Financé à l'origine par un prêt familial («les banques ne voulaient pas nous prêter de l'argent», explique Thomas), elle fonctionne aujourd'hui sur le mode d'une coopérative, avec l'appui de l'économie solidaire.
«Baguette suspendue»
A «La conquête du pain», il n'y a pas de patron, les salaires sont sur une base identique (1.350 euros) et les décisions sont prises en assemblée générale.
Au prochain ordre du jour, «il faudra notamment discuter de la politique tarifaire», avance Rachid, le plus ancien des onze employés : «Le prix des matières premières a augmenté, mais on ne peut pas augmenter nos prix de 50% non plus».
Le pain est vendu à deux prix : tarif classique et «tarif de crise». La baguette peut se payer 1 euro ou 0,75 euro, le pain complet 2,70 euros ou 2,30 euros...
«Les gens demandent le tarif de crise quand ils en ont besoin. On ne contrôle pas, chacun fait avec sa conscience mais il n'y a pas d'abus. Il y a même des gens qui le demandent en fin de mois puis, au début du mois suivant, ils mettent une «baguette suspendue», explique Rachid.
Sur le modèle du «café suspendu» napolitain (un client achète un café et en paie un d'avance qui sera offert à une personne ne pouvant se le payer), la boulangerie pratique la «baguette suspendue», à disposition des nécessiteux.

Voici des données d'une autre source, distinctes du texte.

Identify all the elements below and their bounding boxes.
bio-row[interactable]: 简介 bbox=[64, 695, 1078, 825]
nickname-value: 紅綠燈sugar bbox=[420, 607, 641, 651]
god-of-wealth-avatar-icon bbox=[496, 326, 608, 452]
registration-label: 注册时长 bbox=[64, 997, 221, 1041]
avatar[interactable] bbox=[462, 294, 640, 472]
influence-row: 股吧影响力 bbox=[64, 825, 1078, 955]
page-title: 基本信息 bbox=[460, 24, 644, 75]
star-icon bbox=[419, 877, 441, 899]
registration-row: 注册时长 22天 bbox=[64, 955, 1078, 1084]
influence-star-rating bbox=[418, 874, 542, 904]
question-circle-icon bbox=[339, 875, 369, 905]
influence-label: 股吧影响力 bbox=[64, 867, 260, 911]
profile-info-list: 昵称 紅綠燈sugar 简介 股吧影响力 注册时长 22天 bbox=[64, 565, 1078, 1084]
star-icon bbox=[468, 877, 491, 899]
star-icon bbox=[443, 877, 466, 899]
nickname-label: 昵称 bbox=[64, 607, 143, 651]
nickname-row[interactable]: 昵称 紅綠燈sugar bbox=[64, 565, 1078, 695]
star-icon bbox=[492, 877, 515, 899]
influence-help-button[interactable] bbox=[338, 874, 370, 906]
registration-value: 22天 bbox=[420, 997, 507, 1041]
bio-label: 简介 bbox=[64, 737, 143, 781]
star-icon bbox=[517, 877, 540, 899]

Ici, tous les pains sont bio, mais pas les viennoiseries. «Avec du beurre bio, on serait obligé de vendre plus cher», justifie Rachid.
Dans la boutique défile un public mélangé: des habitants des cités voisines, des «bobos» des quartiers plus résidentiels, des militants... S'ils viennent d'abord pour la qualité du pain, beaucoup de clients partagent aussi la démarche solidaire - sinon les idées politiques.
«Le pain a du goût et il y a une bonne mentalité derrière: le soir, ils donnent les pains qui restent aux gens dans le besoin, ils aident des sans-papiers, ils forment beaucoup de gens par l'apprentissage...», souligne Farid, réalisateur de cinéma qui habite le quartier.
Outre leur boutique, ils fournissent également épiceries bio, restaurants et réseaux Amap (associations pour la maintien d'une agriculture paysanne).
Face à la demande croissante, la boulangerie réfléchit à «se développer un peu, mais sans perdre notre âme», indique Rachid. «Ce n'est pas pour devenir "La conquête du monde", mais pour pouvoir améliorer les conditions de travail : passer à des CDI à temps plein, augmenter un peu les salaires et travailler dans de meilleures conditions».